Appropriation culturelle ou
métissage ?
Tout
porte à croire qu’après plusieurs mois, la controverse entourant les spectacles
Slāv et Kanata n’est pas près de s’apaiser, et pour cause. Tout comme la
fameuse boîte de Pandore qui, une fois ouverte, répand son contenu maléfique,
le couvercle enlevé sur la marmite culturelle nous fait voir tous les dangers qu’encourt
une société de plus en plus basée sur l’ethnicité.
Je n’en
veux pour preuve que la critique de Steve Bergeron du nouveau Slāv (LeDroit 17/01) dans laquelle les
six choristes du spectacle ne sont désignées que par la couleur de leur peau.

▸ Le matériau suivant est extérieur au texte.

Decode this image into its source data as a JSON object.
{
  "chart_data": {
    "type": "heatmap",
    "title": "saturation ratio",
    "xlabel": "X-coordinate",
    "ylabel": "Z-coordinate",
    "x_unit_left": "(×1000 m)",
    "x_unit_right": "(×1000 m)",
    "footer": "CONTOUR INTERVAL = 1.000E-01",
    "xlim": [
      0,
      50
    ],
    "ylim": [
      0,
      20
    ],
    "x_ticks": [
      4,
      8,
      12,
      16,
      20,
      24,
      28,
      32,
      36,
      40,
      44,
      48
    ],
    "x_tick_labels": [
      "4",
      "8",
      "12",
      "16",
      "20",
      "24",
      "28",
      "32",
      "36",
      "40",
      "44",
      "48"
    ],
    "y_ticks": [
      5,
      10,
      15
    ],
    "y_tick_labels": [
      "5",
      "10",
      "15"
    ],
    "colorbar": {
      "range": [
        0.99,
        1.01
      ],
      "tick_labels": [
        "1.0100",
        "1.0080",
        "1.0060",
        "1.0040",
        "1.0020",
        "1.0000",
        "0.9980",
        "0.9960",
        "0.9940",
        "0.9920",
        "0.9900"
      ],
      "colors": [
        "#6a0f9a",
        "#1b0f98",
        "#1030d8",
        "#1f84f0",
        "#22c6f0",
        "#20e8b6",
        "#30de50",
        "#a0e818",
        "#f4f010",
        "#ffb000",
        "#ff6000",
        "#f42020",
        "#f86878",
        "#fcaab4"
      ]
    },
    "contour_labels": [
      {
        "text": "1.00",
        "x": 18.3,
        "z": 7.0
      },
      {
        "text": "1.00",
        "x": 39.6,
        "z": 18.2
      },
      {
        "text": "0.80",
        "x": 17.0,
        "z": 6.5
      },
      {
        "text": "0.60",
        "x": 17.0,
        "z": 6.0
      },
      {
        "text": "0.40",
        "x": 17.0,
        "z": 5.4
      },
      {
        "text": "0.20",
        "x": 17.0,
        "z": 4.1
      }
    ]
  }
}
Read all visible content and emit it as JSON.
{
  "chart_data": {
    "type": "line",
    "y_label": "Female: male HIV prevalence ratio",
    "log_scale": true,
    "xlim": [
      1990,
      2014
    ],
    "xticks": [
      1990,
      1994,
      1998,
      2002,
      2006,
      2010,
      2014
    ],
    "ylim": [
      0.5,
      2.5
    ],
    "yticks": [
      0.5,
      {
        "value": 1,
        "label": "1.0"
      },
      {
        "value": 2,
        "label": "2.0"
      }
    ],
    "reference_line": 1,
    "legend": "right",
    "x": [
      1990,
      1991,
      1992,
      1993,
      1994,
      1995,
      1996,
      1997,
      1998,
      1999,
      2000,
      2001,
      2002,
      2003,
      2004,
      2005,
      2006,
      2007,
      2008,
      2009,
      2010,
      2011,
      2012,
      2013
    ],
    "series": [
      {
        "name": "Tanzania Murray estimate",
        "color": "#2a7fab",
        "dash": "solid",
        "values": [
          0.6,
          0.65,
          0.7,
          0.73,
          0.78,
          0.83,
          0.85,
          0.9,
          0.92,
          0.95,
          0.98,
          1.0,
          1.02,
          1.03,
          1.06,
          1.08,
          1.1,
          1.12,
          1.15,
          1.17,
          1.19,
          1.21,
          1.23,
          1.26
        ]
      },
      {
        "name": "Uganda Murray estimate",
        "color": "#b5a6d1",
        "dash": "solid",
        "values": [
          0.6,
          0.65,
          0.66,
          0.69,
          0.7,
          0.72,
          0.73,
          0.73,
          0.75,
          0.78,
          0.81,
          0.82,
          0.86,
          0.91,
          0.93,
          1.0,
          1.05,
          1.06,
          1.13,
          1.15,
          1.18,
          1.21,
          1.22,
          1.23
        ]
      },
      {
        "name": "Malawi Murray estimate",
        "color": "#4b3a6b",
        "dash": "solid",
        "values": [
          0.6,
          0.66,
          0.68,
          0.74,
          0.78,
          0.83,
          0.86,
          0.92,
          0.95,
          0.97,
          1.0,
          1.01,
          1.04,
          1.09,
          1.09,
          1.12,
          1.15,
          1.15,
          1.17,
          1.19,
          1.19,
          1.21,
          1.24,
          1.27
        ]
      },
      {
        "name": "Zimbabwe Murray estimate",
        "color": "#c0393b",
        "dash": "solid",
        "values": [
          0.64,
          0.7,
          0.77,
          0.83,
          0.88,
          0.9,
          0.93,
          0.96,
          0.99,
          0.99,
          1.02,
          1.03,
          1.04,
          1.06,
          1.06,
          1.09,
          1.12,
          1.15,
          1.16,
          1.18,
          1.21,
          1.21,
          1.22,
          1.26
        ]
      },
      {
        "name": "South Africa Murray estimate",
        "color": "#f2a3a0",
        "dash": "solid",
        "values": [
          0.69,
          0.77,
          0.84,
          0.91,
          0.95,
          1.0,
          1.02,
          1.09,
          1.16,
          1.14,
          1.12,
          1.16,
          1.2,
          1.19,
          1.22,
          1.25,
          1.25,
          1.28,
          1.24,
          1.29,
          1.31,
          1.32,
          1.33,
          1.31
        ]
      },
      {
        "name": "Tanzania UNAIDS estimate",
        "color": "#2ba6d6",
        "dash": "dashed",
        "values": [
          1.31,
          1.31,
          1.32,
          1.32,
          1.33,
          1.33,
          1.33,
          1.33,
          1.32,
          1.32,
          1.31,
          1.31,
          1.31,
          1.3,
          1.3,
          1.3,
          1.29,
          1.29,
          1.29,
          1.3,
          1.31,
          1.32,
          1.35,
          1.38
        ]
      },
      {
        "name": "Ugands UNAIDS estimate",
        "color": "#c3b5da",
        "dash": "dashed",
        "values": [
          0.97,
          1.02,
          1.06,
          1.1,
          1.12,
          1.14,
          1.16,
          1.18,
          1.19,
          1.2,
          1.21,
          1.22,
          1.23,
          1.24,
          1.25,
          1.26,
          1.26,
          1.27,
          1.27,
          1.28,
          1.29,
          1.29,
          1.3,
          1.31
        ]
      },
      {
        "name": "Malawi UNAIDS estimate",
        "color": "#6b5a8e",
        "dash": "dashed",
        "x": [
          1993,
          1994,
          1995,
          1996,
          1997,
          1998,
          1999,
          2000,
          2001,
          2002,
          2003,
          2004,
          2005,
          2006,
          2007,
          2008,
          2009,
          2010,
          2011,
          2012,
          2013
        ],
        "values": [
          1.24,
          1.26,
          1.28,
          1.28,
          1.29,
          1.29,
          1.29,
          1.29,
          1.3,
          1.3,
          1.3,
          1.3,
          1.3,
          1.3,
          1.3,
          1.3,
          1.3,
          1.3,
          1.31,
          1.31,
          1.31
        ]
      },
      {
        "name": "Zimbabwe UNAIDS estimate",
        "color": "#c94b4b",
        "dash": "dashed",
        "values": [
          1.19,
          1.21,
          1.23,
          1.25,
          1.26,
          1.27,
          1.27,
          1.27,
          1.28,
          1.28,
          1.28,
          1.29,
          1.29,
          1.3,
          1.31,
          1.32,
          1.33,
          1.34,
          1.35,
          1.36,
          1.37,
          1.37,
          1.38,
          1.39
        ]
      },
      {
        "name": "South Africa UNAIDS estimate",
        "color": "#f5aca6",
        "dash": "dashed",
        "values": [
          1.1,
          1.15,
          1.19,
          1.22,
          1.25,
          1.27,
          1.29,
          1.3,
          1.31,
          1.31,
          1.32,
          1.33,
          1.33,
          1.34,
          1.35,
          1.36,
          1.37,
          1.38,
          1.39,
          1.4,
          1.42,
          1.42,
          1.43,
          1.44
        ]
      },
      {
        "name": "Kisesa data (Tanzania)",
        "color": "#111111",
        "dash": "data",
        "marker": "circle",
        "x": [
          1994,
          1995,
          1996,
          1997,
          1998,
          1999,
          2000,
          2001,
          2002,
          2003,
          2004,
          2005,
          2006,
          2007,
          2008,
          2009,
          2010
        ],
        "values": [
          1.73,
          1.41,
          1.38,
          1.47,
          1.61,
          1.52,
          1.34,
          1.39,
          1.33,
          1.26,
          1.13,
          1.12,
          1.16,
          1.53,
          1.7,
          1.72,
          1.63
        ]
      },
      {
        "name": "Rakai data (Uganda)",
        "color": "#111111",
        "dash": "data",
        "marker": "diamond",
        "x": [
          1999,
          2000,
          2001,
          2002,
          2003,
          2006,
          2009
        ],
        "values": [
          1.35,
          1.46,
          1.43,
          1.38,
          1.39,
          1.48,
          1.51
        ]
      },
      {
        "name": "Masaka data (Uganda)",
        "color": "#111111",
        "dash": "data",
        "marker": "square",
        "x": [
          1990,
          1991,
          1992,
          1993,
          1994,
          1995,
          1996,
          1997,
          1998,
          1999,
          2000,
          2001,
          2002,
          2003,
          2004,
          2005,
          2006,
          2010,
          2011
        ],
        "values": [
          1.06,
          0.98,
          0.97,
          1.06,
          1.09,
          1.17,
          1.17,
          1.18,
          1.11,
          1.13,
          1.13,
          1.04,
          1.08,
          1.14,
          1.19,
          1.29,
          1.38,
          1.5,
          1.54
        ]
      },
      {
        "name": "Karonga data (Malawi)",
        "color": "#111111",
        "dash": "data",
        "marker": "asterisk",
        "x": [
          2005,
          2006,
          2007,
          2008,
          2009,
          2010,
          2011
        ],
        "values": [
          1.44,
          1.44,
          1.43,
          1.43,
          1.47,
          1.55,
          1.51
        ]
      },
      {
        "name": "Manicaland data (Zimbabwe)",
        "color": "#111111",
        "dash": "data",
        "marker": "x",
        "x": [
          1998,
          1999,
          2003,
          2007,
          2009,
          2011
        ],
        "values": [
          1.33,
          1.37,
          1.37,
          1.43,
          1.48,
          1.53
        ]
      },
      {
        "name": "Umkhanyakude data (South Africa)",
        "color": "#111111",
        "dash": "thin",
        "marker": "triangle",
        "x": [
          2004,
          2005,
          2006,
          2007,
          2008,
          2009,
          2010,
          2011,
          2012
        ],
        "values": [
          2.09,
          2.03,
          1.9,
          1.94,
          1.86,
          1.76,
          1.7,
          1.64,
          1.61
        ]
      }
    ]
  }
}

Rappelons qu’il ne s’agit pas d’une étude de Statistique Canada, mais bien d’un
spectacle relevant de l’art théâtral. Inquiétant.
En
effet il est inquiétant de constater que l’art, qu’on voulait libre, est
désormais soumis à des directives raciales et que dans un monde où l’on veut la
libre circulation, la culture de chacun peut être entourée de clôtures. Comment
en est-on arrivé là ? Trois pistes à explorer.
La
première mène vers la culture. Terme surutilisé s’il en est, la culture a
l’avantage et l’inconvénient qu’on peut lui faire dire et faire tout et son
contraire. Bienfaisante lorsqu’elle véhicule ce que l’humanité a produit de
meilleur, maléfique entre les mains des pouvoirs plus ou moins autoritaires qui
la mettent au service de leur idéologie. La grande révolution culturelle
chinoise qui a fait des centaines de milliers de victimes, est bon exemple.
Heureusement,
nous n’en sommes pas là, mais sans être dictatoriaux, tous les pouvoirs
utilisent la culture à des fins idéologiques. Au Canada cela se passe par le multiculturalisme.
C’est la seconde piste.
Inspiré
sans doute par de nobles sentiments, une fois mis en usage, le multiculturalisme
officiel a servi de justification à bien des débordements. Le dernier en date
est le concept de l’appropriation culturelle, origine de la présente
controverse. À bien écouter les tenants de cette thèse, on a l’impression qu’elle
s’oppose de front au métissage culturel qui est à l’origine des plus grandes
civilisations. Songeons seulement à tout ce que l‘œuvre de Shakespeare doit aux
cultures des autres. Entre autres emprunts, une très grande partie de ses
pièces sont basées sur des histoires venant d’ailleurs, parfois de très loin.
Enfin,
il faut s’inquiéter du dirigisme de plus en plus évident de l’État qui
subventionne l’art. Le Conseil des arts du Canada a beau être indépendant en
principe, ses directives concernant l’encadrement de l’appropriation culturelle
suivent de près l’idéologie gouvernementale. Ce n’est certainement pas de la
censure, mais les structures de la production artistiques de ce pays font en
sorte que sans soutien gouvernemental certaines formes d’art ne peuvent pas
être produite. Or, une société libre et démocratique ne peut se passer de la
liberté artistique, même lorsque l’art dérange ou choque.
Que
serions-nous sans des pièces de théâtre comme les Belles-Sœurs ou Les fées
ont soif lesquelles, lors de leur création, ont fait face à des oppositions
tout aussi indignées que celles d’aujourd’hui.